Nearly seven years ago, Hurricane Katrina wreaked havoc on the middle part of the Gulf Coast, causing immense property damage and costing over 1,800 human lives. It also showed the ineffectuality of federal, state, and local government when dealing with such problems.

This story today doesn’t look at the fecklessness of Governor Blanco or of Mayor Nagin, Mr. Chocolate City, in New Orleans. I’ve written about both of these a number of times; now they’re gone, presumably eating gumbo somewhere. This is a story about why the federal government decided to throw a ton of money to rebuild New Orleans, where the money went, and what it actually accomplished.


As we recall, the federal government’s response was tepid at best. The media made much of President Bush’s presumed lack of interest in the aftermath of the hurricane, causing a huge public relations debacle for him. His administration, in an effort to mitigate the political ruckus, decided to allocate money for a number of purposes. Some of the aid was to assist people who were homeless, or who decided to remain evacuated from New Orleans. This money, as is well known, was wasted by a number of people that it was intended to help. Each evacuee received a few thousand dollars to start over; at least tv sales in Baton Rouge and Houston multiplied, and casino revenues went through the roof.

In another interesting move, the federal government provided small trailers for those who wanted to return to the Big Easy. These homes were too small for any family to occupy for an extended period of time; luckily they were the perfect size for a hunting cabin. So, people would go to work in the morning and return home to find emptiness. But the Mississippi hunting camps filled up nicely.

All of the above is well known. But something new came out today in the Baton Rouge Advocate. Because businesses left NOLA in droves, the people who returned there didn’t have work available unless they wanted to be employed in a restaurant or a hotel. It was also impossible to buy almost anything. I remember, the following January, driving throughout the downtown and CBD looking in vain for a gas station to return home. Seeing a police car, we got out and went to ask if they knew of a service station that was open for business. The two police reacted in an interesting fashion. They quickly emerged from their vehicle and aimed their guns. We returned to our car and resumed the search.

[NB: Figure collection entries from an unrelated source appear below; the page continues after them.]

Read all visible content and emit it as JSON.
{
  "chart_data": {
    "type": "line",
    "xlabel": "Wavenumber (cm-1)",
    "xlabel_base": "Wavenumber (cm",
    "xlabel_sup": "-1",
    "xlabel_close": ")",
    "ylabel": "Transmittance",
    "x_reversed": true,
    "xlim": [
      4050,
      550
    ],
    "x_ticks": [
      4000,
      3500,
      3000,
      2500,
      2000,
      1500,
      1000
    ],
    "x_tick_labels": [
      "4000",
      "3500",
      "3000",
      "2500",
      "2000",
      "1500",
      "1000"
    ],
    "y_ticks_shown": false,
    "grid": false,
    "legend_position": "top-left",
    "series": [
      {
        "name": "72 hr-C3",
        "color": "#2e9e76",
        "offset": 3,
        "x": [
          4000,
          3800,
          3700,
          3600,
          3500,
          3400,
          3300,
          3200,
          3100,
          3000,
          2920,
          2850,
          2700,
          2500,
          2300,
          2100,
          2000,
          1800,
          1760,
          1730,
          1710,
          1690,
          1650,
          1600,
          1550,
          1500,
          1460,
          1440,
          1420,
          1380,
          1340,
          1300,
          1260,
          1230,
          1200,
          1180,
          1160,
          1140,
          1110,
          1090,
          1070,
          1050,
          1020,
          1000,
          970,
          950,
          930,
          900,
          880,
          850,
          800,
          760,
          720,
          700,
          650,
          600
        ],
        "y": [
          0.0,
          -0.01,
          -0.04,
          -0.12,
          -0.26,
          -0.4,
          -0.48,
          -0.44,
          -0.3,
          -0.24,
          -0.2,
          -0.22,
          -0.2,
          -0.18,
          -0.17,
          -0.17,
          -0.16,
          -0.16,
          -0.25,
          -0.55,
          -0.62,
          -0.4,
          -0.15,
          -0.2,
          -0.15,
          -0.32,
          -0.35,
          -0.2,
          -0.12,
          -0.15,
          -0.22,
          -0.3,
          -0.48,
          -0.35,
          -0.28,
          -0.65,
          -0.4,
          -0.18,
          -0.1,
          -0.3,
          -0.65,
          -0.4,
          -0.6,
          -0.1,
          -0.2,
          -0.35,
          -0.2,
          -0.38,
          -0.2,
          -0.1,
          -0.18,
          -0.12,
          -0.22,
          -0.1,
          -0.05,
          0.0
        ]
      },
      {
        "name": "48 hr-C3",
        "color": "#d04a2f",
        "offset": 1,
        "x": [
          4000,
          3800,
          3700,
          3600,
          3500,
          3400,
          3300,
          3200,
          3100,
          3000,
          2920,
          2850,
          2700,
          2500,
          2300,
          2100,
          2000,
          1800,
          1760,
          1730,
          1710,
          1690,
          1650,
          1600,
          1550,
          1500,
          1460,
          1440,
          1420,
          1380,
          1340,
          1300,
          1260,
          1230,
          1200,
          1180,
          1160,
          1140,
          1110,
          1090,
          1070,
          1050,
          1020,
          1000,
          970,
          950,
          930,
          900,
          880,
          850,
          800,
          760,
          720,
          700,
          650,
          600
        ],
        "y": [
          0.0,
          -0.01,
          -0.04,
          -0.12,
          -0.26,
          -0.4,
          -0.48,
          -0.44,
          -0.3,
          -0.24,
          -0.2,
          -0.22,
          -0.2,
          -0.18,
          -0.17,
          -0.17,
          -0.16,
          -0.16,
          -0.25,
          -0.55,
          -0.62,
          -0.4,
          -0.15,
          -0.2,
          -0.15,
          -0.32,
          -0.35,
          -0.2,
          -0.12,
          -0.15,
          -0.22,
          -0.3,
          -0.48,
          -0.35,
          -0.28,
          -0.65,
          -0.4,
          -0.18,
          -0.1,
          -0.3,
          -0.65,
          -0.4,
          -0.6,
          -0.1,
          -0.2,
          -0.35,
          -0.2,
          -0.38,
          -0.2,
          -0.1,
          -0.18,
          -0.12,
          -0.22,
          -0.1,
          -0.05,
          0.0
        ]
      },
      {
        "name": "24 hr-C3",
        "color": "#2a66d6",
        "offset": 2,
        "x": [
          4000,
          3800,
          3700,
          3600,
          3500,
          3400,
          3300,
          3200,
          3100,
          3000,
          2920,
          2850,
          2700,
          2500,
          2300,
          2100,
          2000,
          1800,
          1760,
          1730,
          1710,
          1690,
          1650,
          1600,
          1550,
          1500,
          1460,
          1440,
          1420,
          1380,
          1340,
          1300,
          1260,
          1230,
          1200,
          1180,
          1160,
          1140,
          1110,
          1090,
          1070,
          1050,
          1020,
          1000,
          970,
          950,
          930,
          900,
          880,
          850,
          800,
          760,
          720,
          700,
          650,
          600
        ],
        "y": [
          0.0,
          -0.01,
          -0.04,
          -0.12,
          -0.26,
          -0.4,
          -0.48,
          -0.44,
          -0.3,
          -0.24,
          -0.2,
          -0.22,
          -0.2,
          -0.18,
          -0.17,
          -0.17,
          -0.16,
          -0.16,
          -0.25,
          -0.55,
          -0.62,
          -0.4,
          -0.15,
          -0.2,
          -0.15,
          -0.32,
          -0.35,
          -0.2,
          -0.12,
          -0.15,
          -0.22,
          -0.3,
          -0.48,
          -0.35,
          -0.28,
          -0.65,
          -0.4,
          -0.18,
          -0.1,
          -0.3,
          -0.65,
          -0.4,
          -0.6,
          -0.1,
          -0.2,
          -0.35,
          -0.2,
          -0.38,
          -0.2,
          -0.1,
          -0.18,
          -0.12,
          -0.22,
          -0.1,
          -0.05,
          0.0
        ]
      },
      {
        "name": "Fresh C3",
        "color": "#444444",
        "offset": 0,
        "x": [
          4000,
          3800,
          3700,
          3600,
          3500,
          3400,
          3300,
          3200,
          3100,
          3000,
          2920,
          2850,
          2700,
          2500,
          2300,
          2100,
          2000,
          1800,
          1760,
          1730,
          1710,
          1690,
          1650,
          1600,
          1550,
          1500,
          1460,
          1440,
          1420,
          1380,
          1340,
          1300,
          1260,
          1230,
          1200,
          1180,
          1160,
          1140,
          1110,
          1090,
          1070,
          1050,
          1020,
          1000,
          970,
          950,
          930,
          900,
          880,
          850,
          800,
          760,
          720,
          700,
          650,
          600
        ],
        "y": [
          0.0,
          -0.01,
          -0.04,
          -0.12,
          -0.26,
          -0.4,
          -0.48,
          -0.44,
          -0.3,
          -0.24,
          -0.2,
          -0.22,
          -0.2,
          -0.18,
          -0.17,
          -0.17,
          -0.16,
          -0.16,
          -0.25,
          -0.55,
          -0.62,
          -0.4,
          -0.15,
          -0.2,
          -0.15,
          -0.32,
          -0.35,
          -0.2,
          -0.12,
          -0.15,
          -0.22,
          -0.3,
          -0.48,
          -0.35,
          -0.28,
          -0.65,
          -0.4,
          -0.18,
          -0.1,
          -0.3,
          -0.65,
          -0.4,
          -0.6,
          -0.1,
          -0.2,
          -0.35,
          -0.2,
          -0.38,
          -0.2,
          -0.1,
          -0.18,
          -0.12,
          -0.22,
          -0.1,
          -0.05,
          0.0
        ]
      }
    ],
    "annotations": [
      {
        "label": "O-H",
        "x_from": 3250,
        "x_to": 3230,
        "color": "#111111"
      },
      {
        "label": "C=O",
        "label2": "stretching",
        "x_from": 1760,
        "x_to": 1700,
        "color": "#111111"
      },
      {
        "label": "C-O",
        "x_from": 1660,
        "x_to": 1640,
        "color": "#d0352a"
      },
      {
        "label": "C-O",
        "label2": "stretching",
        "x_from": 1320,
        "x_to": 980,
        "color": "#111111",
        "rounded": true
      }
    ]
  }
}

Anyway, the feds thought that it was sort of bad to have a city without businesses in it. So, they provided Louisiana with $7.8 BILLION in Gulf Opportunity zero interest loans to get firms to re-establish them. Unfortunately, it provided the Pelican State with a lot of leeway in how the funds were allocated. So, this many years later, the shopping malls that used to dot New Orleans remain empty; in order to buy normal household supplies and groceries, residents have to drive out of the city.

Where did the money go? Well, New Orleans did receive 3% of it. Baton Rouge, which was unaffected by Katrina or Hurricane Rita a few weeks later, received 16%. The rest was spread throughout the state. But in the minds of people here, the money wasn’t wasted. Exxon, received $500 million to expand its refineries. This worked out well, since the oil giant had been planning to expand prior to the hurricane; now it could do it on our dime. The local airport built a hanger for $16 million, and then leased it to Dow Chemical. Dow responded by adding 8 workers to its payroll. New Orleans wasn’t left completely out, though. The airport there received $97 million, which was used to add rental cars. The state has also used the funds to engage in bidding wars for firms that wanted to expand into the region.

Look, I’m sensitive to the problems faced by the residents after this disaster. We had friends stay with us for weeks until they could find suitable housing here. But when the federal government passes out money like Halloween candy, states are going to spend it a lot more carelessly than if they had to tax their own residents. Now, New Orleans is faced with the same problems of poor housing, poor education, and incredibly high crime rates, as it did before, only worse, and now everyone realizes there is no hope for this city. Happy Mardi Gras, everyone.